02/04/2024
Pelo menos 15 pessoas sofreram lesões por causa de águas-vivas durante o último fim de semana na Praia da Taíba, situada no município de São Gonçalo do Amarante, na região metropolitana de Fortaleza. Este foi o número de pessoas que buscaram atendimento na Unidade Básica De Saúde Walter Ramos Araújo entre a sexta-feira (29) e o domingo (31).
Conforme a Prefeitura, 11 pessoas dentre estes pacientes eram atletas que estavam na primeira etapa do Circuito Brasileiro Master de Bodyboarding 2024, evento que aconteceu na praia entre a sexta e o domingo, atraindo competidores de todo o país.
Das outras quatro pessoas que buscaram a unidade, duas eram moradores locais e duas eram banhistas que visitavam a praia, segundo a Prefeitura.
Pelo menos outros dois participantes da competição de bodyboarding tiveram lesões mais graves e foram levados até a Unidade de Pronto Atendimento (UPA) do Pecém.
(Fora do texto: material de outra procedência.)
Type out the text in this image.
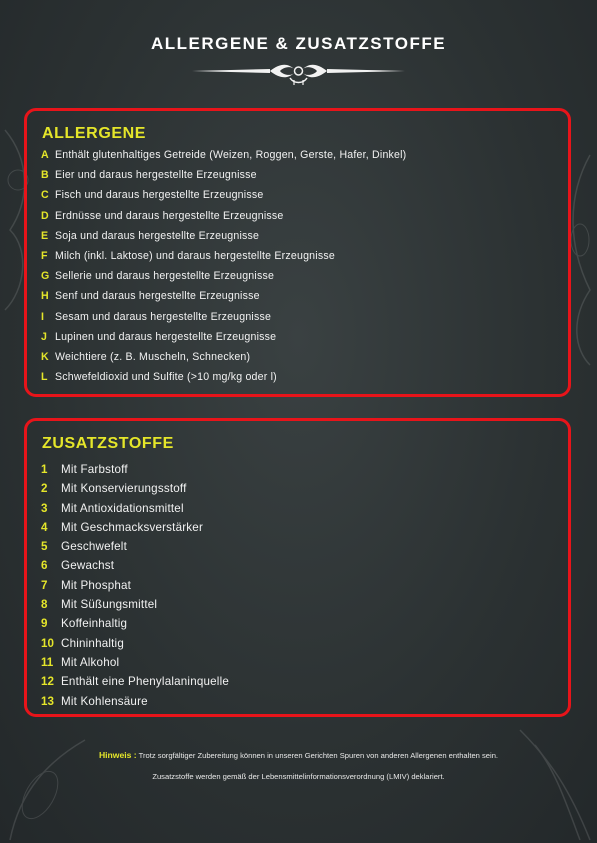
ALLERGENE & ZUSATZSTOFFE
ALLERGENE
A Enthält glutenhaltiges Getreide (Weizen, Roggen, Gerste, Hafer, Dinkel)
B Eier und daraus hergestellte Erzeugnisse
C Fisch und daraus hergestellte Erzeugnisse
D Erdnüsse und daraus hergestellte Erzeugnisse
E Soja und daraus hergestellte Erzeugnisse
F Milch (inkl. Laktose) und daraus hergestellte Erzeugnisse
G Sellerie und daraus hergestellte Erzeugnisse
H Senf und daraus hergestellte Erzeugnisse
I	Sesam und daraus hergestellte Erzeugnisse
J Lupinen und daraus hergestellte Erzeugnisse
K Weichtiere (z. B. Muscheln, Schnecken)
L Schwefeldioxid und Sulfite (>10 mg/kg oder l)
ZUSATZSTOFFE
1	Mit Farbstoff
2	Mit Konservierungsstoff
3	Mit Antioxidationsmittel
4	Mit Geschmacksverstärker
5	Geschwefelt
6	Gewachst
7	Mit Phosphat
8	Mit Süßungsmittel
9	Koffeinhaltig
10 Chininhaltig
11 Mit Alkohol
12 Enthält eine Phenylalaninquelle
13 Mit Kohlensäure
Hinweis : Trotz sorgfältiger Zubereitung können in unseren Gerichten Spuren von anderen Allergenen enthalten sein.
Zusatzstoffe werden gemäß der Lebensmittelinformationsverordnung (LMIV) deklariert.
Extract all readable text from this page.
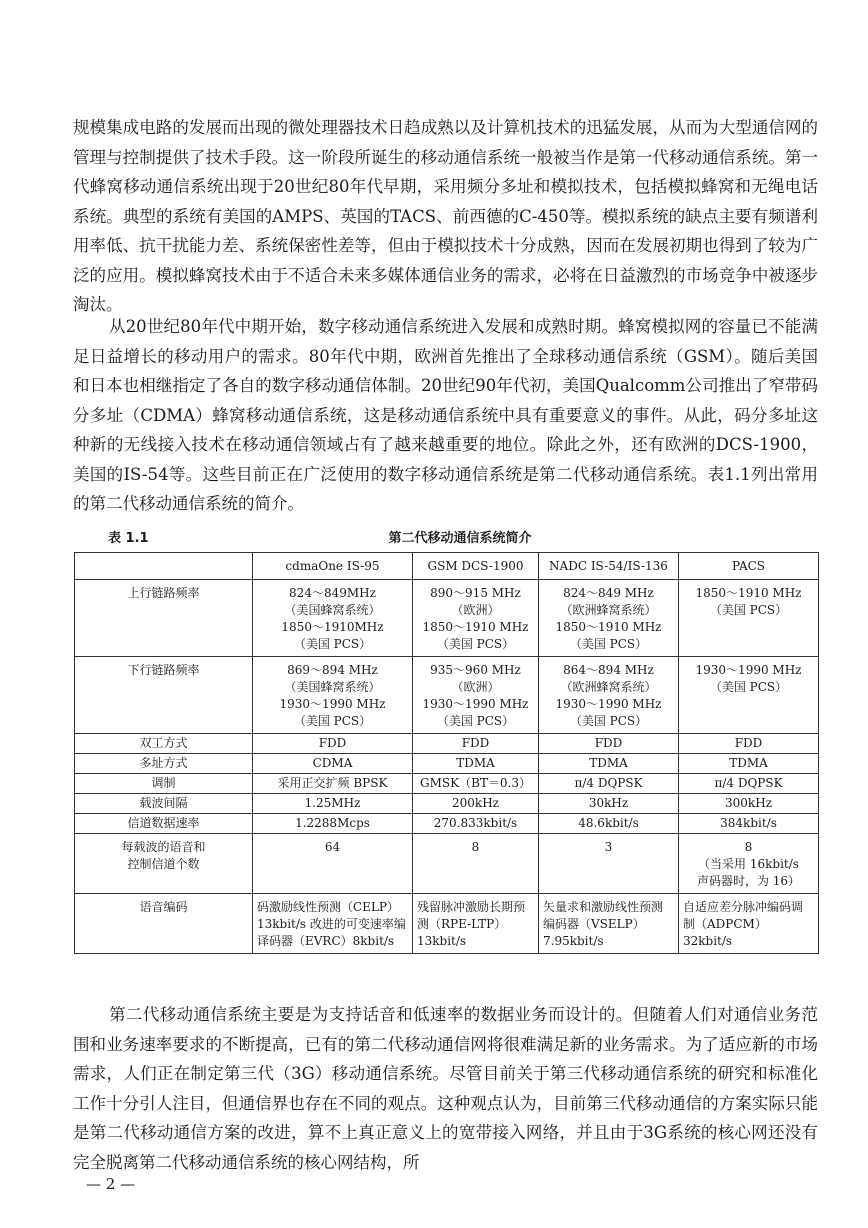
规模集成电路的发展而出现的微处理器技术日趋成熟以及计算机技术的迅猛发展，从而为大型通信网的管理与控制提供了技术手段。这一阶段所诞生的移动通信系统一般被当作是第一代移动通信系统。第一代蜂窝移动通信系统出现于20世纪80年代早期，采用频分多址和模拟技术，包括模拟蜂窝和无绳电话系统。典型的系统有美国的AMPS、英国的TACS、前西德的C-450等。模拟系统的缺点主要有频谱利用率低、抗干扰能力差、系统保密性差等，但由于模拟技术十分成熟，因而在发展初期也得到了较为广泛的应用。模拟蜂窝技术由于不适合未来多媒体通信业务的需求，必将在日益激烈的市场竞争中被逐步淘汰。

从20世纪80年代中期开始，数字移动通信系统进入发展和成熟时期。蜂窝模拟网的容量已不能满足日益增长的移动用户的需求。80年代中期，欧洲首先推出了全球移动通信系统（GSM）。随后美国和日本也相继指定了各自的数字移动通信体制。20世纪90年代初，美国Qualcomm公司推出了窄带码分多址（CDMA）蜂窝移动通信系统，这是移动通信系统中具有重要意义的事件。从此，码分多址这种新的无线接入技术在移动通信领域占有了越来越重要的地位。除此之外，还有欧洲的DCS-1900，美国的IS-54等。这些目前正在广泛使用的数字移动通信系统是第二代移动通信系统。表1.1列出常用的第二代移动通信系统的简介。

表 1.1	第二代移动通信系统简介
	cdmaOne IS-95	GSM DCS-1900	NADC IS-54/IS-136	PACS
上行链路频率	824～849MHz
（美国蜂窝系统）
1850～1910MHz
（美国 PCS）	890～915 MHz
（欧洲）
1850～1910 MHz
（美国 PCS）	824～849 MHz
（欧洲蜂窝系统）
1850～1910 MHz
（美国 PCS）	1850～1910 MHz
（美国 PCS）
下行链路频率	869～894 MHz
（美国蜂窝系统）
1930～1990 MHz
（美国 PCS）	935～960 MHz
（欧洲）
1930～1990 MHz
（美国 PCS）	864～894 MHz
（欧洲蜂窝系统）
1930～1990 MHz
（美国 PCS）	1930～1990 MHz
（美国 PCS）
双工方式	FDD	FDD	FDD	FDD
多址方式	CDMA	TDMA	TDMA	TDMA
调制	采用正交扩频 BPSK	GMSK（BT＝0.3）	π/4 DQPSK	π/4 DQPSK
载波间隔	1.25MHz	200kHz	30kHz	300kHz
信道数据速率	1.2288Mcps	270.833kbit/s	48.6kbit/s	384kbit/s
每载波的语音和
控制信道个数	64	8	3	8
（当采用 16kbit/s
声码器时，为 16）
语音编码	码激励线性预测（CELP）13kbit/s 改进的可变速率编译码器（EVRC）8kbit/s	残留脉冲激励长期预测（RPE-LTP）
13kbit/s	矢量求和激励线性预测编码器（VSELP）
7.95kbit/s	自适应差分脉冲编码调制（ADPCM）
32kbit/s

第二代移动通信系统主要是为支持话音和低速率的数据业务而设计的。但随着人们对通信业务范围和业务速率要求的不断提高，已有的第二代移动通信网将很难满足新的业务需求。为了适应新的市场需求，人们正在制定第三代（3G）移动通信系统。尽管目前关于第三代移动通信系统的研究和标准化工作十分引人注目，但通信界也存在不同的观点。这种观点认为，目前第三代移动通信的方案实际只能是第二代移动通信方案的改进，算不上真正意义上的宽带接入网络，并且由于3G系统的核心网还没有完全脱离第二代移动通信系统的核心网结构，所

— 2 —
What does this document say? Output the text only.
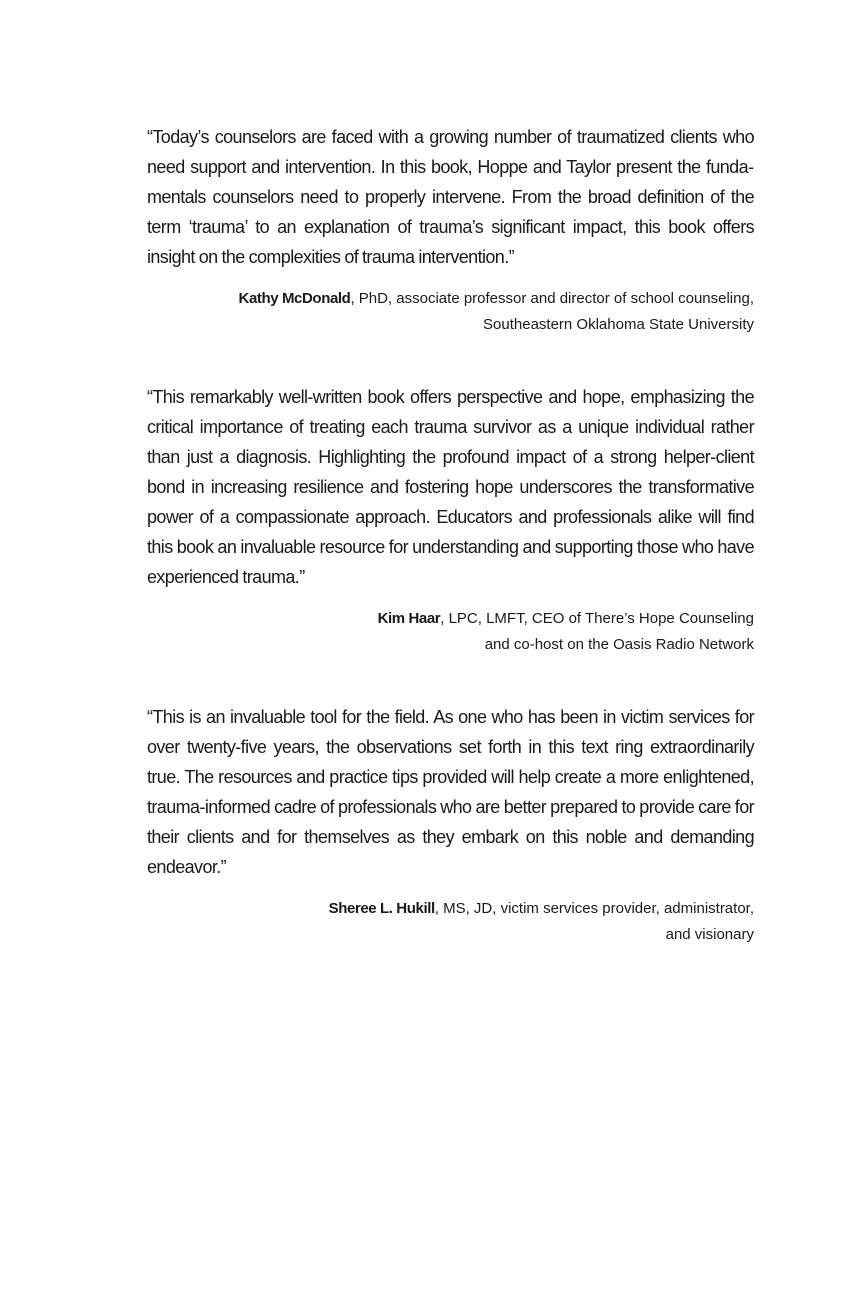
“Today’s counselors are faced with a growing number of traumatized clients who need support and intervention. In this book, Hoppe and Taylor present the fundamentals counselors need to properly intervene. From the broad definition of the term ‘trauma’ to an explanation of trauma’s significant impact, this book offers insight on the complexities of trauma intervention.”

Kathy McDonald, PhD, associate professor and director of school counseling,
Southeastern Oklahoma State University

“This remarkably well-written book offers perspective and hope, emphasizing the critical importance of treating each trauma survivor as a unique individual rather than just a diagnosis. Highlighting the profound impact of a strong helper-client bond in increasing resilience and fostering hope underscores the transformative power of a compassionate approach. Educators and professionals alike will find this book an invaluable resource for understanding and supporting those who have experienced trauma.”

Kim Haar, LPC, LMFT, CEO of There’s Hope Counseling
and co-host on the Oasis Radio Network

“This is an invaluable tool for the field. As one who has been in victim services for over twenty-five years, the observations set forth in this text ring extraordinarily true. The resources and practice tips provided will help create a more enlightened, trauma-informed cadre of professionals who are better prepared to provide care for their clients and for themselves as they embark on this noble and demanding endeavor.”

Sheree L. Hukill, MS, JD, victim services provider, administrator,
and visionary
Uma delas foi Bia Jesus, de 38 anos, que pratica bodyboarding no mar há mais 20 anos e é vice-campeã cearense da modalidade.
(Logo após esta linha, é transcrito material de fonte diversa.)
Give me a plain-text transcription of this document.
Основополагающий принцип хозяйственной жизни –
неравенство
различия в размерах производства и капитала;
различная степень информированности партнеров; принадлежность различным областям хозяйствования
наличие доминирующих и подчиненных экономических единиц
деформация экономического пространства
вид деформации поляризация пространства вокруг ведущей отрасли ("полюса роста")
Em entrevista ao g1, a atleta explicou que acompanhou o evento sem competir e que entrou no mar algumas vezes durante os intervalos. Nos anos de experiência, ela já tinha sofrido lesões por água-viva, mas sempre com consequências leves, como a sensação de ardência na pele.
No começo da tarde, ela teve o contato com uma espécie que não conhecia. Até então, era acostumada a ver a ´caravela portuguesa´. Assim, a atleta admite que subestimou o perigo neste domingo, mesmo tendo tido contato com águas-vivas durante a manhã.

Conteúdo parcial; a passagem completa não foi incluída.